3 minute read  

Image Vector

The Gardenlet is deploying several different container images into the seed and the shoot clusters. The image repositories and tags are defined in a central image vector file. Obviously, the image versions defined there must fit together with the deployment manifests (e.g., some command-line flags do only exist in certain versions).

Example

images:
- name: pause-container
  sourceRepository: github.com/kubernetes/kubernetes/blob/master/build/pause/Dockerfile
  repository: gcr.io/google_containers/pause-amd64
  tag: "3.0"
  version: 1.17.x
- name: pause-container
  sourceRepository: github.com/kubernetes/kubernetes/blob/master/build/pause/Dockerfile
  repository: gcr.io/google_containers/pause-amd64
  tag: "3.1"
  version: ">= 1.18"
...

That means that the Gardenlet will use the pause-container in with tag 3.0 for all seed/shoot clusters with Kubernetes version 1.17.x, and tag 3.1 for all clusters with Kubernetes >= 1.18.

Overwrite image vector

In some environment it is not possible to use these “pre-defined” images that come with a Gardener release. A prominent example for that is Alicloud in China which does not allow access to Google’s GCR. In these cases you might want to overwrite certain images, e.g., point the pause-container to a different registry.

⚠️ If you specify an image that does not fit to the resource manifest then the seed/shoot reconciliation might fail.

In order to overwrite the images you must provide a similar file to Gardenlet:

images:
- name: pause-container
  sourceRepository: github.com/kubernetes/kubernetes/blob/master/build/pause/Dockerfile
  repository: my-custom-image-registry/pause-amd64
  tag: "3.0"
  version: 1.17.x
- name: pause-container
  sourceRepository: github.com/kubernetes/kubernetes/blob/master/build/pause/Dockerfile
  repository: my-custom-image-registry/pause-amd64
  tag: "3.1"
  version: ">= 1.18"
...

During deployment of the gardenlet create a ConfigMap containing the above content and mount it as a volume into the gardenlet pod. Next, specify the environment variable IMAGEVECTOR_OVERWRITE whose value must be the path to the file you just mounted:

apiVersion: v1
kind: ConfigMap
metadata:
  name: gardenlet-images-overwrite
  namespace: garden
data:
  images_overwrite.yaml: |
    images:
    - ...    
---
apiVersion: apps/v1
kind: Deployment
metadata:
  name: gardenlet
  namespace: garden
spec:
  template:
    ...
    spec:
      containers:
      - name: gardenlet
        env:
        - name: IMAGEVECTOR_OVERWRITE
          value: /charts-overwrite/images_overwrite.yaml
        volumeMounts:
        - name: gardenlet-images-overwrite
          mountPath: /charts-overwrite
        ...
      volumes:
      - name: gardenlet-images-overwrite
        configMap:
          name: gardenlet-images-overwrite
  ...

Image vectors for dependent components

The gardenlet is deploying a lot of different components that might deploy other images themselves. These components might use an image vector as well.

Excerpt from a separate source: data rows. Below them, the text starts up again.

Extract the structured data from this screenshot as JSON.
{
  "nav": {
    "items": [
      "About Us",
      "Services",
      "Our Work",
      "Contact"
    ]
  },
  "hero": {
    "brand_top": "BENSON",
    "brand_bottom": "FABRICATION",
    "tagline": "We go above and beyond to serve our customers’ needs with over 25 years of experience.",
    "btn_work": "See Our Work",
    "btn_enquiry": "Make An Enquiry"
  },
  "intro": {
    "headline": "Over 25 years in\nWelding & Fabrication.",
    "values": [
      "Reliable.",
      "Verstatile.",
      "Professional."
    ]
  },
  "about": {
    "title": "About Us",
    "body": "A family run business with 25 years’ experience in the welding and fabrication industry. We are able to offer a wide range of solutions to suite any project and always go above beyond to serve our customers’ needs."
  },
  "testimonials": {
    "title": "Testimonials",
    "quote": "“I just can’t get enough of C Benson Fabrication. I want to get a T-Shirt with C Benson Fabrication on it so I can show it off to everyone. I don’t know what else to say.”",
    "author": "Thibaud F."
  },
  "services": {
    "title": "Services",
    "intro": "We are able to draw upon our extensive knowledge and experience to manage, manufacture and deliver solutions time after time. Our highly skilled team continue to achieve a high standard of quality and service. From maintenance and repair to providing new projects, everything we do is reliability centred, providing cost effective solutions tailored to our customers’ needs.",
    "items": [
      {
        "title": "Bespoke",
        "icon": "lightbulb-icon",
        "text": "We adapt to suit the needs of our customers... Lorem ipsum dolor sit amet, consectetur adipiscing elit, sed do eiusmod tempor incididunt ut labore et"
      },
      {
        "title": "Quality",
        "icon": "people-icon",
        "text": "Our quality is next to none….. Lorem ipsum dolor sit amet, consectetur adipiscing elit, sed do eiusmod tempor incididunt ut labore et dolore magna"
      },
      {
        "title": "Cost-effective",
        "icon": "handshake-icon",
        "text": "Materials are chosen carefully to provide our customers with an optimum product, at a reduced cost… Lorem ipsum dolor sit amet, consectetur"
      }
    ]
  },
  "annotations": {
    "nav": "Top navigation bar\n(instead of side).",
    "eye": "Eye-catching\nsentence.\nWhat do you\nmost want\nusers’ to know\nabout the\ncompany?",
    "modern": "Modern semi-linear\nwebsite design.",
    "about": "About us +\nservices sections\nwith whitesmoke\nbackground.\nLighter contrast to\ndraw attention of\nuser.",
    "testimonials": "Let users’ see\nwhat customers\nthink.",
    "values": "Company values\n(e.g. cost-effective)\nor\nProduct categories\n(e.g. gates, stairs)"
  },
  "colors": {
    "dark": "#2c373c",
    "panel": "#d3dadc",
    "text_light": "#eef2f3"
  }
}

Operators might want to customize the image locations for these transitive images as well, hence, they might need to specify an image vector overwrite for the components directly deployed by Gardener.

It is possible to specify the IMAGEVECTOR_OVERWRITE_COMPONENTS environment variable to the gardenlet that points to a file with the following content:

components:
- name: etcd-druid
  imageVectorOverwrite: |
    images:
    - name: etcd
      tag: v1.2.3
      repository: etcd/etcd    
...

The gardenlet will, if supported by the directly deployed component (etcd-druid in this example), inject the given imageVectorOverwrite into the Deployment manifest. The respective component is responsible for using the overwritten images instead of its defaults.